CategoryWhat It DoesExample Use Case
Text to SpeechConvert written text to spoken audioVoiceover narration, dialogue, placeholder VO
Text to AudioGenerate sound from a text descriptionSound effects, ambient audio, music
Audio to AudioTransform existing audioVoice conversion, enhancement, noise removal
Speech to SpeechReal-time voice transformationChange a voice while preserving timing and emotion
Video to AudioGenerate audio from video contentLip sync, music visualization

All audio categories use the same schema-driven interface as image and video models — the plugin reads the model’s API specification and generates the appropriate form controls automatically.

  1. Select a TTS model from the model dropdown (search for “tts”, “speech”, or “elevenlabs”)
  2. Write your script in the prompt field
  3. Adjust voice parameters — each model exposes different controls (voice selection, speed, emotion, language)
  4. Check the cost estimate — updates live as you adjust parameters
  5. Click Generate — the audio downloads and imports to your Project Bin

When you click Import to Timeline, audio results are placed on the first available audio track at the playhead position. This is automatic — you do not need to manually route audio to the correct track type.

Before importing, you can preview audio results with an inline player directly in the result card. The player includes play/pause controls and a progress bar. Only one audio preview can play at a time — starting a new one pauses the previous.

ElevenLabs Eleven v3 supports expressive tags that control emotion, accent, and delivery. modelBridge surfaces these through a tag bar directly above the prompt field:

  • Emotion chips — click to insert tags like [excited], [whispers], [laughs], [sad], [angry] at the cursor position
  • Accent dropdown — common accents (British, American, Australian, Indian, etc.) plus a custom text option, inserting [accent: British] or your custom accent tag
  • Collapsible — the tag bar collapses with a chevron toggle when you do not need it

The tag bar is a shortcut, not a limitation. You can type any custom tag directly in the prompt — [cheerful], [slowly], [in a deep voice] — the bar just makes the most common tags one-click accessible.

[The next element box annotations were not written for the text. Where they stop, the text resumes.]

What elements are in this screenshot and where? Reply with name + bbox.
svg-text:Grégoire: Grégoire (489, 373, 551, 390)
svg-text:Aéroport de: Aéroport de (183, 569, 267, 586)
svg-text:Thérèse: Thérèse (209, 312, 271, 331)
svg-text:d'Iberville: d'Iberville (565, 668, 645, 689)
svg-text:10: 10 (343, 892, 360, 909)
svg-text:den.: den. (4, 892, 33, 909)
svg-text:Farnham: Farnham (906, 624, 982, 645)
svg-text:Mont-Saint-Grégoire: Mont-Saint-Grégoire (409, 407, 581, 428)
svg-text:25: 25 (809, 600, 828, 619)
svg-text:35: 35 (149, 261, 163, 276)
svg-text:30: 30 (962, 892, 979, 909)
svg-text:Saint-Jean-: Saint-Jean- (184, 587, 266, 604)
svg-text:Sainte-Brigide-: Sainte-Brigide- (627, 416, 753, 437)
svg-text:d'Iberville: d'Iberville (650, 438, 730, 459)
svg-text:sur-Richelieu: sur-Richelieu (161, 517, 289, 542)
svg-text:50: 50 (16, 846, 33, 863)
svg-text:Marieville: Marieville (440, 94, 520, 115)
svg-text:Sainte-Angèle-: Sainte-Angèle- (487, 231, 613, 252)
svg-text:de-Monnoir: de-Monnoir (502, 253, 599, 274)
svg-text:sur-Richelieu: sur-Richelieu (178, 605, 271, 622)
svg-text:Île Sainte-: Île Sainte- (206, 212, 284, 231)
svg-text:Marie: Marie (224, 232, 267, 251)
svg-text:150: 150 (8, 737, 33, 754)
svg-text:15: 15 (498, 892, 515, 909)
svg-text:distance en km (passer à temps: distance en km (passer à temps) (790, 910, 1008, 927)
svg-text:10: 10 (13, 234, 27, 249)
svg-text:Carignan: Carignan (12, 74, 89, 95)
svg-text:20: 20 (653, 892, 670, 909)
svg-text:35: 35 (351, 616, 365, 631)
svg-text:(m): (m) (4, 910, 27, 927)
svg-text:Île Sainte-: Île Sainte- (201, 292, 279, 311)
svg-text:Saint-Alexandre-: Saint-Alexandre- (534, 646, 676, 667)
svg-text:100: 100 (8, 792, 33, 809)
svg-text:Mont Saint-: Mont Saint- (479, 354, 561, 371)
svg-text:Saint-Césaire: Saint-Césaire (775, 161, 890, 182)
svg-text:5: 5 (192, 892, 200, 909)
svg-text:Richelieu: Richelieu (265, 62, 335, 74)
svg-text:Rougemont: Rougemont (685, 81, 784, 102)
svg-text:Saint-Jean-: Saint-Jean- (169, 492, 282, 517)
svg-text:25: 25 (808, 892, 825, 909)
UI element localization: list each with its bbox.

Non-v3 ElevenLabs models show contextual writing tips — guidance on how that specific model interprets prompt formatting, punctuation for pacing, and natural speech patterns. These tips appear automatically when the model is selected.

Beyond voiceover, text-to-audio models generate sound effects and music from descriptions:

  • “Thunderstorm with distant sirens”
  • “Footsteps on gravel, slow and deliberate”
  • “Upbeat electronic music, 120 BPM, no vocals”

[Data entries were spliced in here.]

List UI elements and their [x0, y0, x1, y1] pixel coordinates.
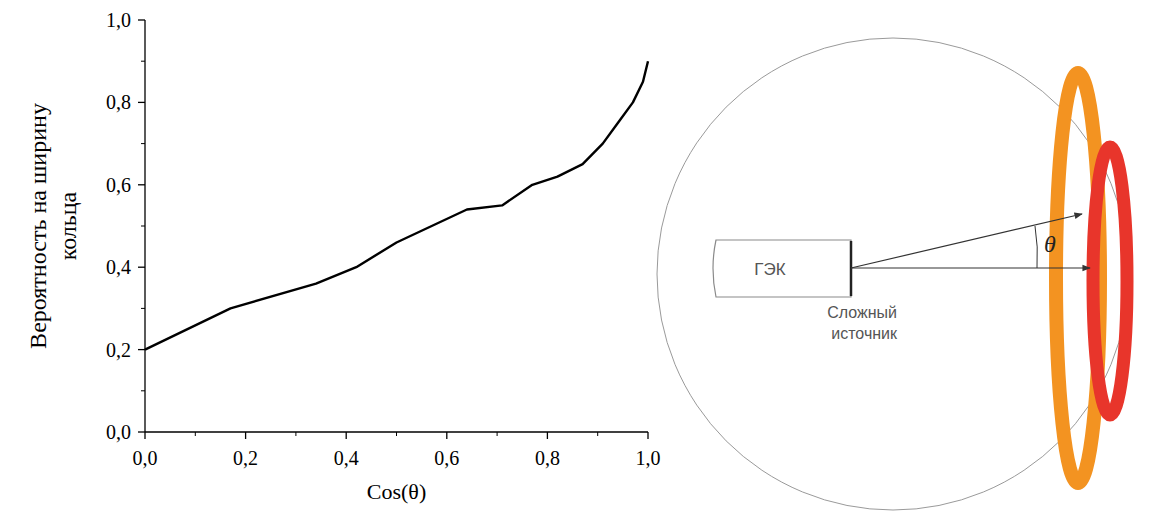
y-tick-label: 0,8	[106, 91, 131, 113]
angle-label: θ	[1044, 231, 1056, 257]
source-label: источник	[831, 325, 898, 342]
y-minor-tick	[141, 226, 145, 227]
y-minor-tick	[141, 308, 145, 309]
source-label: Сложный	[827, 304, 897, 321]
y-minor-tick	[141, 143, 145, 144]
red-ring	[1093, 147, 1127, 415]
y-tick	[138, 431, 145, 432]
x-tick	[245, 432, 246, 439]
x-axis-title: Cos(θ)	[367, 479, 426, 504]
plot-area	[145, 61, 648, 349]
figure: 0,0 0,2 0,4 0,6 0,8 1,0 0,0 0,2 0,4 0,6 0,8 1,0 Cos(…	[0, 0, 1169, 514]
data-line	[145, 61, 648, 349]
y-minor-tick	[141, 61, 145, 62]
x-tick	[647, 432, 648, 439]
y-axis-title: кольца	[55, 191, 81, 260]
x-tick-label: 0,2	[233, 447, 258, 469]
y-tick-label: 0,0	[106, 421, 131, 443]
y-tick	[138, 184, 145, 185]
x-tick-label: 0,4	[334, 447, 359, 469]
fiber	[713, 240, 851, 297]
x-tick	[144, 432, 145, 439]
x-tick	[547, 432, 548, 439]
x-minor-tick	[396, 432, 397, 436]
x-minor-tick	[497, 432, 498, 436]
x-tick	[446, 432, 447, 439]
y-minor-tick	[141, 390, 145, 391]
y-tick-label: 1,0	[106, 9, 131, 31]
x-minor-tick	[597, 432, 598, 436]
x-tick	[346, 432, 347, 439]
x-minor-tick	[195, 432, 196, 436]
y-tick	[138, 267, 145, 268]
y-tick-label: 0,6	[106, 174, 131, 196]
y-tick-label: 0,2	[106, 339, 131, 361]
x-minor-tick	[295, 432, 296, 436]
axis-arrow	[851, 267, 1090, 268]
fiber-label: ГЭК	[754, 260, 785, 279]
x-tick-label: 0,0	[133, 447, 158, 469]
x-tick-label: 1,0	[636, 447, 661, 469]
sphere	[657, 38, 1129, 510]
angle-arc	[1035, 226, 1037, 268]
y-tick	[138, 19, 145, 20]
angle-arrow	[851, 214, 1082, 268]
y-tick-label: 0,4	[106, 256, 131, 278]
y-tick	[138, 102, 145, 103]
y-tick	[138, 349, 145, 350]
x-tick-label: 0,8	[535, 447, 560, 469]
y-axis-title: Вероятность на ширину	[25, 103, 51, 349]
x-tick-label: 0,6	[434, 447, 459, 469]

The same workflow applies — describe the sound, adjust parameters, generate, and the result imports to your project.

Select a voice clip on your timeline, choose a voice conversion model, and click Generate. The AI-converted voice imports directly to the first available audio track. No export, no browser, no re-import.

This is a 3-click workflow:

  1. Select a voice clip on the timeline
  2. Choose an audio-to-audio model
  3. Click Generate

Dual Mode works with audio models the same way it works with video. Generate the same script with two different TTS models side by side, preview both results, and import the one you prefer. This is useful for comparing voices or finding the right tone for a narration.

Audio generations are tracked in the Billing tab alongside video and image generations, with the same cost estimate and actual cost display. Token-based TTS models show their rate honestly — “Token-based pricing · ~$2.50 / 1M tokens” — rather than converting to a fabricated per-second rate.